Cindra Ladd, the wife of “Blade Runner” producer Alan Ladd, Jr., says he gave her a pill in 1969 after the then-21-year-old complained of a headache during a night on the town in New York.

“I asked a couple of times what it was. Each time he reassured me, asking, ‘Don’t you trust me?’ Of course I did. This was Bill Cosby,” she wrote in a piece for the Huffington Post.

Things got blurry, and she woke up the next morning naked in bed with him.

“It was obvious to me that he had had sex with me. I was horrified, embarrassed and ashamed,” she wrote. “It was a different time and ‘date rape’ was a concept that didn’t exist.”

The next year, former Playboy Playmate Victoria Valentino says the comic gave her a pill when she agreed to go to dinner with him and another female friend in LA.

Valentino was mourning the death of her young son a year earlier, so he gave both women both drugs, saying, “This will make us all feel better,” she told the Washington Post.

Next thing she knew, they “couldn’t function” and Cosby was taking them to an apartment, where the comedian pushed her head down onto his erect penis.

“It was like a waking nightmare,” she told the paper.

Another Playboy Bunny, Carla Ferrigno — wife of “The Incredible Hulk” star Lou Ferrigno — claims Cosby tried to force himself on her in 1967.

After a double date, he pushed himself against her and kissed her as she tried to push him off, she told radio program “The John and Ken Show.”

“He came at me again and I just pushed and jumped and ran and I got out of his way and ran out of the hall, and this guy was coming out of one of the rooms and I said I want to go home,” Ferrigno said.

Several women have accused Cosby of assaulting them at Hugh Hefner’s notoriously sordid Playboy Mansion.

Judy Huth is suing Cosby for allegedly molesting her at the California residence when she was 15 in 1974.

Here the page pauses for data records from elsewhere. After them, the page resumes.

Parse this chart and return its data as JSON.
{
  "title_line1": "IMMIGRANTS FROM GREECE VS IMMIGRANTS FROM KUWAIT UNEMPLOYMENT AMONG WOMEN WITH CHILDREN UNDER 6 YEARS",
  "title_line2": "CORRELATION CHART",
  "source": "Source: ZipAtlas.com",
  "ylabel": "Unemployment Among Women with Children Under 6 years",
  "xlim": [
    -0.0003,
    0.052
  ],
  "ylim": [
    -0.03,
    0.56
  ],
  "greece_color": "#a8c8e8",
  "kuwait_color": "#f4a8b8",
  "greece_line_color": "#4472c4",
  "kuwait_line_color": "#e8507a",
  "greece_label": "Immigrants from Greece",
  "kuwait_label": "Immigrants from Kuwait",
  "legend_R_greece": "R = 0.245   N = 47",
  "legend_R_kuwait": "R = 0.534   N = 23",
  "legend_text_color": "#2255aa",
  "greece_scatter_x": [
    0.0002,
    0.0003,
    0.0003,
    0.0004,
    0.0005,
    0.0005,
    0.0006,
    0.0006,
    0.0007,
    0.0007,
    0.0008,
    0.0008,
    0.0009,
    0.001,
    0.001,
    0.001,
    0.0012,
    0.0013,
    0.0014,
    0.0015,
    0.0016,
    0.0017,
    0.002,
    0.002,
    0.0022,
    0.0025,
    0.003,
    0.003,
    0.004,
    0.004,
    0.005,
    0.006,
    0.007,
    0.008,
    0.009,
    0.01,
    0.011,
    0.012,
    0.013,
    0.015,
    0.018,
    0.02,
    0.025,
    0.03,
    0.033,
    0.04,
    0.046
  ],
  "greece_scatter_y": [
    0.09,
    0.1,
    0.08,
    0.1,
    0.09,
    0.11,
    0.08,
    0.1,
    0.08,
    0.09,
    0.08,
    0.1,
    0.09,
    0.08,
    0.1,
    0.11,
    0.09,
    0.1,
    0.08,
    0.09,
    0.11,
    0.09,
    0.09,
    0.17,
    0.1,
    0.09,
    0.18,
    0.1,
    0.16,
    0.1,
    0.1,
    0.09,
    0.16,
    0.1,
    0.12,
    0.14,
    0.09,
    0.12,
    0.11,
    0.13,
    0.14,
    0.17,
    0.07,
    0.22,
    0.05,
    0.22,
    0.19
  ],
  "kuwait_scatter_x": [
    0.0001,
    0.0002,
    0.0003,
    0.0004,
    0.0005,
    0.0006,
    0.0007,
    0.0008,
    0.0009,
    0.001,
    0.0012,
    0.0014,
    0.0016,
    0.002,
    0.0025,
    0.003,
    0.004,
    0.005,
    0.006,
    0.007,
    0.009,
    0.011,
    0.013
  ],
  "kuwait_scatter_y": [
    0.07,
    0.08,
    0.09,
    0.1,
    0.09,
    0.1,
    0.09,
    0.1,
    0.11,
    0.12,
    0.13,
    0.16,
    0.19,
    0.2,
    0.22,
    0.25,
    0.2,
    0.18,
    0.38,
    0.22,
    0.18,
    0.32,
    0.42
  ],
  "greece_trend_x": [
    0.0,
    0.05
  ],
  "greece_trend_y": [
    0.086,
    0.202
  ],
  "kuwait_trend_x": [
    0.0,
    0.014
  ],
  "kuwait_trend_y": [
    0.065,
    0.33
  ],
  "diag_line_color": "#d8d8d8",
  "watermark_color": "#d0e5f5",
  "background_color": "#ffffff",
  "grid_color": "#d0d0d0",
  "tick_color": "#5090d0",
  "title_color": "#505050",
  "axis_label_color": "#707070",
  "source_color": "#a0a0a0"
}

She says he invited her there after they met in a park where he was filming a movie. He told her to say she was 19 and plied her with booze, then brought her to a bedroom where he stuck his hand down her pants and used her own hand to perform “a sex act on himself without her consent,” according to court papers.

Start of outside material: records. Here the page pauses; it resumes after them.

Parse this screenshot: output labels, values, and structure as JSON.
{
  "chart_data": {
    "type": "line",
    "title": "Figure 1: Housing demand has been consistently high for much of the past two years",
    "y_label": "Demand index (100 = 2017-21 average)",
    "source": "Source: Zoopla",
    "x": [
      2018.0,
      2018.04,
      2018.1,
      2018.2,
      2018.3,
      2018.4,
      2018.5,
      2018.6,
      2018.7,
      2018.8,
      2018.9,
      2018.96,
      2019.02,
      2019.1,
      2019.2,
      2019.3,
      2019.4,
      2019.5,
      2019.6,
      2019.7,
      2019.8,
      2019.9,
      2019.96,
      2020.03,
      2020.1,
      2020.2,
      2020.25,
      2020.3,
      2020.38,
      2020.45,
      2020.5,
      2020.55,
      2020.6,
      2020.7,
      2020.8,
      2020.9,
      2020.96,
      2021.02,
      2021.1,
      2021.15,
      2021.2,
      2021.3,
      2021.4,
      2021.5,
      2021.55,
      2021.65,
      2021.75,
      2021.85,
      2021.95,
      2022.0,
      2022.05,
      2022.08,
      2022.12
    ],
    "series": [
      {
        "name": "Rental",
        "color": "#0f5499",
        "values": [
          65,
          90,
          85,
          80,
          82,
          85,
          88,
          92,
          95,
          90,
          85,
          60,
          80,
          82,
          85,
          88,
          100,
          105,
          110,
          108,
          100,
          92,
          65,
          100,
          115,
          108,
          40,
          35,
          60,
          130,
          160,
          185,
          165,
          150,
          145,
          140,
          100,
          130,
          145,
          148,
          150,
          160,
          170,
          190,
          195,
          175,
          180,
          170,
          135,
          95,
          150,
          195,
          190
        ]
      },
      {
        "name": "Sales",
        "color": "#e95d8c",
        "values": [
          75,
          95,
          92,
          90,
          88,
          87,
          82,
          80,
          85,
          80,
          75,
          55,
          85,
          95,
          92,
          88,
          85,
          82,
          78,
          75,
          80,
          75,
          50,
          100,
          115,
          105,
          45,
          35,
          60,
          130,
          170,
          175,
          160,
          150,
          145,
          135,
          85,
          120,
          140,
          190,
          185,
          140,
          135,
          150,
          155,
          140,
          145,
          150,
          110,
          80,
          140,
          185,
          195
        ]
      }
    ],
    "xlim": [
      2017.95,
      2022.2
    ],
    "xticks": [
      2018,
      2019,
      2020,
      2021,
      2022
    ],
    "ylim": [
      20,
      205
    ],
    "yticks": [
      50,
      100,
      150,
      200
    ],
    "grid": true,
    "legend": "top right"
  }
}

Thirty-four years later, in 2008, model Chloe Goins claims Cosby also drugged and assaulted her at a Playboy Mansion party.

She says she felt “foggy” after Cosby gave her drinks and then passed out in a bedroom. When she woke up, he was licking her toes and she felt something sticky on her chest, she told the Daily Mail.

‘He jumped up, pulled his pants back up quickly and left. He had seen that I was alert and bolted out of there. I was left in the room by myself,” she told the British tabloid. “I felt embarrassed, it was a gross, icky feeling. I felt very violated and humiliated.”

Cosby’s targets weren’t all starry-eyed aspiring actresses and models — a waitress, a massage therapist, a nurse, writers and businesswomen have all pointed the finger at the former Pudding Pop hype man in recent years

Janice Baker-Kinney — who also testified at the trial — says she was 24 years old and working as a bartender at Harrah’s in Reno, Nev., in 1982 when she was met Cosby at a pizza party hosted by the casino’s owner.

The funnyman gave her two pills, which she believes were Quaaludes — and the next thing Baker-Kinney remembers, she was waking up naked in bed with him.

“There was a sticky wetness between my legs, and it felt like . . . I had had sex the night before,” she testified.

“I was so mortified that I had passed out. It’s kind of like, I was embarrassed and mortified. Here I was, laying naked. I said, ‘I’ve been dieting the past few days, and maybe that’s why I passed out.’ ”

As Baker-Kinney attempted to flee the house, she said Cosby blocked the door and raised his finger first to his mouth and then to hers.

“Now this is just between you and me,” she recalled him saying. “So don’t tell anybody any kind of thing.”

On Thursday, she said she was overwhelmed with “relief and gratitude.”

“We can now move forward with our heads held high,” she said.